Dia juga mengatakan TPNPB biasa membeli hasil perkebunan dan hasil bumi warga.
“Waktu masyarakat Bibida mengungsi, mereka permisi kepada TPNPB dan menitipkan pesan untuk menjaga kebun dan ternak mereka,” ucap Yones.
“TPNPB OPM mempersilahkan mereka untuk mengungsi karena Bibida akan dijadikan tempat perang,” tambah dia.
TPNPB-OPM dalam keterangannya pada Selasa juga menuduh TNI-Polri menewaskan seorang warga sipil bernama Pilemon Gobai akibat operasi penyisiran pada pekan lalu di Bibida.
Yogi mengakui bahwa pada Jumat aparat keamanan berhasil merebut wilayah Bibida yang selama ini dikuasai oleh OPM.
Dia mengatakan bahwa berdasarkan pantauan aparat keamanan bahwa para personel OPM yang mencoba mengganggu wilayah Bibida, menempatkan posisinya di hutan dan sekitarnya.

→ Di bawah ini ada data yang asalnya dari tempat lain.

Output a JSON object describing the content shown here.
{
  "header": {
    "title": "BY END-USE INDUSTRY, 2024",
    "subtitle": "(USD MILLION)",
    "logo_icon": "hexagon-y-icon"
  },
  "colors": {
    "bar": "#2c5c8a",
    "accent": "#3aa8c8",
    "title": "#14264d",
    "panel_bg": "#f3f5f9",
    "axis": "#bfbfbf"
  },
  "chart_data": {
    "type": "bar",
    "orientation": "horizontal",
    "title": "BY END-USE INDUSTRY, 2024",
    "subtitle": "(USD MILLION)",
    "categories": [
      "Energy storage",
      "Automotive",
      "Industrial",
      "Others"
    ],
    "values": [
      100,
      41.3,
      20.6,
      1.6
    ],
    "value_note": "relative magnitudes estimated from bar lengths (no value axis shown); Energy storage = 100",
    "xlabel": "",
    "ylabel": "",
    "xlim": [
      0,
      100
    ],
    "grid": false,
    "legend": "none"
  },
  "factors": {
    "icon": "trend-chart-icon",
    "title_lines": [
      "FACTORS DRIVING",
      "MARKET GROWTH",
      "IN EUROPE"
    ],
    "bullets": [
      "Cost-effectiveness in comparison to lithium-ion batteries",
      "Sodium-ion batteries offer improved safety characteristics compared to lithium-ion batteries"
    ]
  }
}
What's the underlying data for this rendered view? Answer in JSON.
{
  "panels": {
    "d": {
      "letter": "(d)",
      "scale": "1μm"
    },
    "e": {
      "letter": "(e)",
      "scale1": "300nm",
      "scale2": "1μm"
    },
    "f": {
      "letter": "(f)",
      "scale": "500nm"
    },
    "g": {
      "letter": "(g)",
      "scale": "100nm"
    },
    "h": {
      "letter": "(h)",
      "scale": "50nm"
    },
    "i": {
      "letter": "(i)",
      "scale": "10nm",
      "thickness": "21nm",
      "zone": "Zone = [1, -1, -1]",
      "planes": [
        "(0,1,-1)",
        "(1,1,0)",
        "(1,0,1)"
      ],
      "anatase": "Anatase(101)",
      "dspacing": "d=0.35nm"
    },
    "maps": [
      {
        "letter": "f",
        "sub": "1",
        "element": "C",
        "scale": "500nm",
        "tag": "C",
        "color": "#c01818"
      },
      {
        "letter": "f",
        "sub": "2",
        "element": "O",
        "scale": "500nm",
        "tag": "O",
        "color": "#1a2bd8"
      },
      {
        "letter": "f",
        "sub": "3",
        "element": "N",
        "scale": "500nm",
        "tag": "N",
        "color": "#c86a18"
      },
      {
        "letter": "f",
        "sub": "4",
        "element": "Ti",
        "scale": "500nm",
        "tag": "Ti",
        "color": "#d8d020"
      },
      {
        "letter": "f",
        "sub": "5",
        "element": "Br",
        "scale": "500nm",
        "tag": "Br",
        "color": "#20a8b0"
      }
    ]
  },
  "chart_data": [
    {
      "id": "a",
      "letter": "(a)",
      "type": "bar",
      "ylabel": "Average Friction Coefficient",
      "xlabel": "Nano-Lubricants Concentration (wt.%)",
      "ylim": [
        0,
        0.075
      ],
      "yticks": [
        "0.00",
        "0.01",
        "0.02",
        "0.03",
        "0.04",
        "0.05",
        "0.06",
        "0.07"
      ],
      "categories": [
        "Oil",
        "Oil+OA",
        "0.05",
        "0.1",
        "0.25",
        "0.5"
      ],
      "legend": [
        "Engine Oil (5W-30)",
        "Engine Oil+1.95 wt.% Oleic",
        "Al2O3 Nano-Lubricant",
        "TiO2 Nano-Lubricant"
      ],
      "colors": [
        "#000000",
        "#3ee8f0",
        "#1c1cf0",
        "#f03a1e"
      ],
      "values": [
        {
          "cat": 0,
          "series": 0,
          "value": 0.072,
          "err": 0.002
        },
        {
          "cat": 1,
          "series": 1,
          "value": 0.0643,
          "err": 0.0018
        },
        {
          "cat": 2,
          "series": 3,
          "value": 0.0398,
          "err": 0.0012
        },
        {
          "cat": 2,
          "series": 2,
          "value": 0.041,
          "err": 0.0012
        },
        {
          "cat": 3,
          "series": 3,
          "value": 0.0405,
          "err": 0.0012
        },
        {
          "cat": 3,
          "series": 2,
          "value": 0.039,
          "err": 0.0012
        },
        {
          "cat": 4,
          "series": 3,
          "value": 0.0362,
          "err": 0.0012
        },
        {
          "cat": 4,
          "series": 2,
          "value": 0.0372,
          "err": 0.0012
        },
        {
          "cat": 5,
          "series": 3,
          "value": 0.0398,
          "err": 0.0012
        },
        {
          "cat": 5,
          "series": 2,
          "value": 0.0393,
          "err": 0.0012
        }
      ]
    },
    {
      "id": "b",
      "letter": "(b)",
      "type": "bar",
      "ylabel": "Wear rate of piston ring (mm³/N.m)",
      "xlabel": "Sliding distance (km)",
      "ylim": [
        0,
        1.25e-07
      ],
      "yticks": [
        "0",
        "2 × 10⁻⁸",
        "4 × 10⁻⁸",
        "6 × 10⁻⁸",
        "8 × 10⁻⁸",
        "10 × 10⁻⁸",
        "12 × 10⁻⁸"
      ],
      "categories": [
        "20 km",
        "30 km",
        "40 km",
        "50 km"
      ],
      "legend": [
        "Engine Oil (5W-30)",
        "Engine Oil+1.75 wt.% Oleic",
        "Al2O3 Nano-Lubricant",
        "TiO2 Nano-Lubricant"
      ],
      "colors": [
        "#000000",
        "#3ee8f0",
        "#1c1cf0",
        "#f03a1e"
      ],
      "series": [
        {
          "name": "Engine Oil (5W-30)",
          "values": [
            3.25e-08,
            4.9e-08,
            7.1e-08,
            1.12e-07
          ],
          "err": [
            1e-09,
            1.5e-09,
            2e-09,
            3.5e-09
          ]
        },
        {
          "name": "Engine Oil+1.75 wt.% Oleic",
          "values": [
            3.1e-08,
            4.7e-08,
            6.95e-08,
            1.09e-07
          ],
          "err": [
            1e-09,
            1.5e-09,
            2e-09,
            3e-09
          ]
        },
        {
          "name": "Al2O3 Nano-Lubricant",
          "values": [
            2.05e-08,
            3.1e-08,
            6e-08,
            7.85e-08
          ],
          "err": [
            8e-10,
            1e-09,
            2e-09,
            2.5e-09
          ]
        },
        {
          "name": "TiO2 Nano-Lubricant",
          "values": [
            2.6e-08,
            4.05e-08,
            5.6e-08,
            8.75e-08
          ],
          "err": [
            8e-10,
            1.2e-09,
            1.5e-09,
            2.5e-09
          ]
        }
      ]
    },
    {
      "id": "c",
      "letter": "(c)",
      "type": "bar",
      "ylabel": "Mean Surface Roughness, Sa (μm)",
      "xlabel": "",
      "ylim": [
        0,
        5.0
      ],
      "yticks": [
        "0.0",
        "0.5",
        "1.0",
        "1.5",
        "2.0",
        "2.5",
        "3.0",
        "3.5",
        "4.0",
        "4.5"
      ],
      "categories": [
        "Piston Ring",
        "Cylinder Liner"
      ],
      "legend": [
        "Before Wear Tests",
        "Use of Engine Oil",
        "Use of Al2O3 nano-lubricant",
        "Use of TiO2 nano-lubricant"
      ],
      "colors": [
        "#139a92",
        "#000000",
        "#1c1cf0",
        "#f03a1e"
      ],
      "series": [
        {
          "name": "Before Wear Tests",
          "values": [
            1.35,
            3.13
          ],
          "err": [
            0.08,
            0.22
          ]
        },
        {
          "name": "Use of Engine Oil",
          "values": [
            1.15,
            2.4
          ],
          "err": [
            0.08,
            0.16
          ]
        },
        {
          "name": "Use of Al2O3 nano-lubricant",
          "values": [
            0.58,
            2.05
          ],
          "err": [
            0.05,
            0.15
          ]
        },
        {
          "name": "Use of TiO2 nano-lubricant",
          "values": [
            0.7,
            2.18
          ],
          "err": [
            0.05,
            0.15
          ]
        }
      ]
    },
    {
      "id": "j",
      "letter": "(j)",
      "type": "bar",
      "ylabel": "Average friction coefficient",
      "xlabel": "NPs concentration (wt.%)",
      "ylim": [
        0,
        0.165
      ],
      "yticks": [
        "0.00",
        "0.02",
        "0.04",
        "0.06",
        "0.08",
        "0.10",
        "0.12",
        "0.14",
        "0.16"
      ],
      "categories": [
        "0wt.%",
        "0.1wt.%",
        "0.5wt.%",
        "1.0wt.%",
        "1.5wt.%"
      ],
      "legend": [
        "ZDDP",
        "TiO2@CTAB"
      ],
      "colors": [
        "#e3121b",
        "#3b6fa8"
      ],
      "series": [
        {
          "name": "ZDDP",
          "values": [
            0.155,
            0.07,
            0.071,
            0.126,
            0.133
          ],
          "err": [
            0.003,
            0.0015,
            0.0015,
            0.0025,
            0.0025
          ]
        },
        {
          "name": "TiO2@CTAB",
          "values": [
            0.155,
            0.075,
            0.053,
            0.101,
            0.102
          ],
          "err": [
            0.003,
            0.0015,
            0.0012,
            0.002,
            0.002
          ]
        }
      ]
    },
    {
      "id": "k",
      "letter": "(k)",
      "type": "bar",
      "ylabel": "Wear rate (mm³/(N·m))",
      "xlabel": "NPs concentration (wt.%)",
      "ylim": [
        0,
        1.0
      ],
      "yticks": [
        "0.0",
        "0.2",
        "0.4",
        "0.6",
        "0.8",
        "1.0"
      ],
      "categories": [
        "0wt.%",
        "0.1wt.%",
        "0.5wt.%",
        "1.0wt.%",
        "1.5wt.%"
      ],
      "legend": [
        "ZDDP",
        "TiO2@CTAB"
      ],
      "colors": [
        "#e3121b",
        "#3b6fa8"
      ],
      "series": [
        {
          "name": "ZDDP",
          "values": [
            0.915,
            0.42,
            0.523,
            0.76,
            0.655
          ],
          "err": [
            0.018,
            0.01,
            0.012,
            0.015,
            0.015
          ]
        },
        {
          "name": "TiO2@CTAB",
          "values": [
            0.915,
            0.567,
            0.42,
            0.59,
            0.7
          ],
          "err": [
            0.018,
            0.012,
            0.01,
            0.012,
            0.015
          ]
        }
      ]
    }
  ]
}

“Dengan demikian, apabila ada warga yang bergerak ke hutan Bibida, dapat dipastikan sebagai simpatisan atau anggota OPM," ujar Yogi.
Pada Sabtu lalu, TPNPB menembak mati seorang prajurit Praka Hendrik Fonataba di Kabupaten Puncak, Papua Tengah, kata TNI.
Amnesty International mencatat terjadi 82 kasus pembunuhan di luar hukum yang terjadi di Papua sepanjang 2023, baik oleh aparat keamanan Indonesia maupun separatis bersenjata.
Papua resmi menjadi bagian dari Indonesia berdasarkan Penentuan Pendapat Rakyat (Pepera) di bawah pengawasan PBB pada 1969 yang menyatakan rakyat Papua ingin bergabung dengan Indonesia.
Namun sebagian warga Papua dan pegiat hak asasi manusia memandang Pepera tidak sah lantaran hanya melibatkan sekitar seribu orang yang dipilih militer untuk mewakili 800.000 warga Papua saat itu.
Sejak saat itu, kekerasan dengan korban warga sipil, pasukan keamanan dan anggota separatis terus berlangsung di tengah konflik antara TNI dengan kelompok separatis bersenjata yang ingin melepaskan diri dari Indonesia.